Comma-separated values (CSV) / Tab-separated values (TSV)
Commonly used format for storing tabular data as plain text where either the comma or the tab separates each value.
Data file types
A computer file configuration is designed to store data in a specific way.
Data format
How data is encoded so it can be stored within a data file type.
Data visualization
A visual way, such as a graph, of representing data in a readily understandable way makes it easier to see trends in the data.
Delimited text file
A plain text file where a specific character separates the data values.
Extensible Markup Language (XML)
A language designed to structure, store, and enable data exchange between various technologies.
Hadoop
An open-source framework designed to store and process large datasets across clusters of computers.
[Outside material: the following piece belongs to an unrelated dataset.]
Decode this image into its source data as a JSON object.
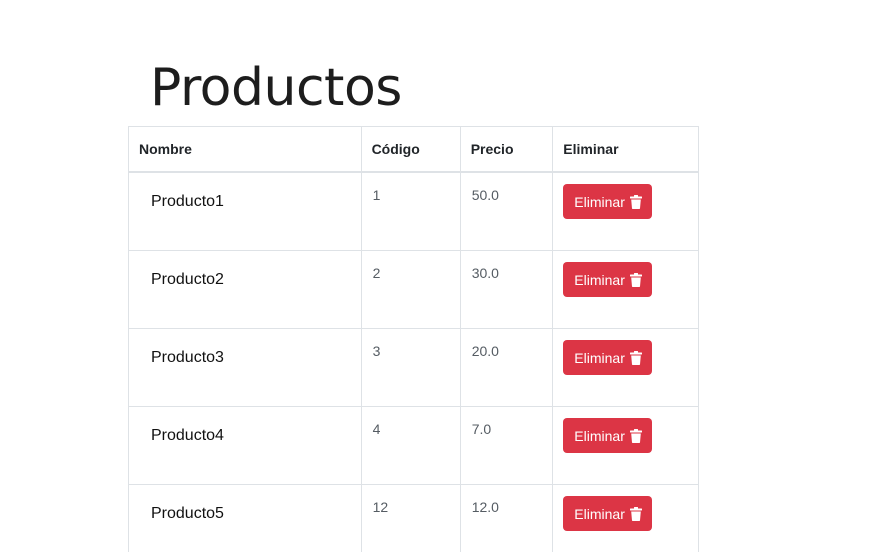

JavaScript Object Notation (JSON)
A data format compatible with various programming languages for two applications to exchange structured data.
Jupyter notebooks
A computational environment that allows users to create and share documents containing code, equations, visualizations, and explanatory text. See Python notebooks.
Nearest neighbor
A machine learning algorithm that predicts a target variable based on its similarity to other values in the dataset.
Neural networks
A computational model used in deep learning that mimics the structure and functioning of the human brain’s neural pathways. It takes an input, processes it using previous learning, and produces an output.
Pandas
An open-source Python library that provides tools for working with structured data is often used for data manipulation and analysis.
Python notebooks
Also known as a “Jupyter” notebook, this computational environment allows users to create and share documents containing code, equations, visualizations, and explanatory text.
R
An open-source programming language used for statistical computing, data analysis, and data visualization.
Recommendation engine
A computer program that analyzes user input, such as behaviors or preferences, and makes personalized recommendations based on that analysis.
Regression
A statistical model that shows a relationship between one or more predictor variables with a response variable.
Tabular data
Data that is organized into rows and columns.
XLSX
The Microsoft Excel spreadsheet file format.